Right before Steve Jobs passed away he declared “thermonuclear war” on Google for stealing from Apple to create Android smartphones. The more calculating Tim Cook has since defused the hostilities and now happily deposits an eight-billion dollar cheque every year from Google to remain the default search engine on iOS. It’s been abundantly clear over the years that Google’s attempts to compete with Apple are half-hearted at best and instead are focusing on what it does best - machine learning and big data.

That hasn’t stopped Google from aping Apple’s ecosystem strategy this year. They are more tightly integrating Chrome OS with Android for example. They even created a Google TV Remote App for Android. Rumours are floating around about a completely revamped high-end Pixel 6.

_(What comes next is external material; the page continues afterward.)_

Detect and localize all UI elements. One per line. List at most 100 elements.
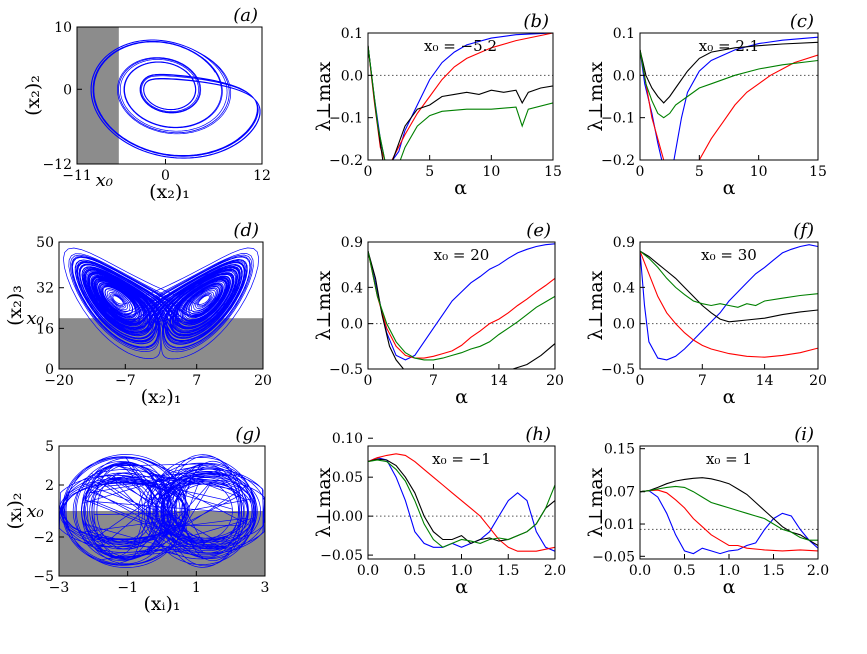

I can’t help but feel these efforts are still tepid. Android is only now in version 12 getting around to making navigation and UI animation smoother and faster. But hardware and software integration has and always will make iOS the snappiest of all.

Apple also continues to rule the smartwatch market. Samsung and Google are teaming up to better compete by merging Tizen and Wear OS (and also presumably Fitbit software as well since Google acquired them - what a mess). Whether a desperate move or a strategically-sound one, it doesn’t really matter - it’s simply too late to take on a fully-matured Apple Watch. I hope the merger brings something good to the market though - competition is always good.

There was a lot of frightening, cool, cringey, and weird stuff at Google I/O this year and I’m obviously not going to dissect it all. So I’ll finish up with one of Google’s legit moonshot projects - Project Starline.

Working from home as over-emphasized the fact that video cameras are notoriously bad in just about all laptops and PCs out there. But what if they weren’t? In fact, forget sub-par selfie cams altogether. What if Google could turn you into a 3D hologram? That sounds insane, but that is exactly what Google is going for with this ambitious project. If this research is ever commercialized, we’ll look back at the terrible Zoom calls we endured in lockdown and laugh our collective asses off.

But then again, we’re all getting vaccinated and emerging from the third wave like butterflies out of billions of cocoons. By September we should all be back to face-to-face interaction and dragging our motley collection of video conferencing programs to the trash can.

Unless, of course, there are a lot of holdouts who won’t let go of their threadbare sweatpants unless you pry it out of their cold, sanitized hands.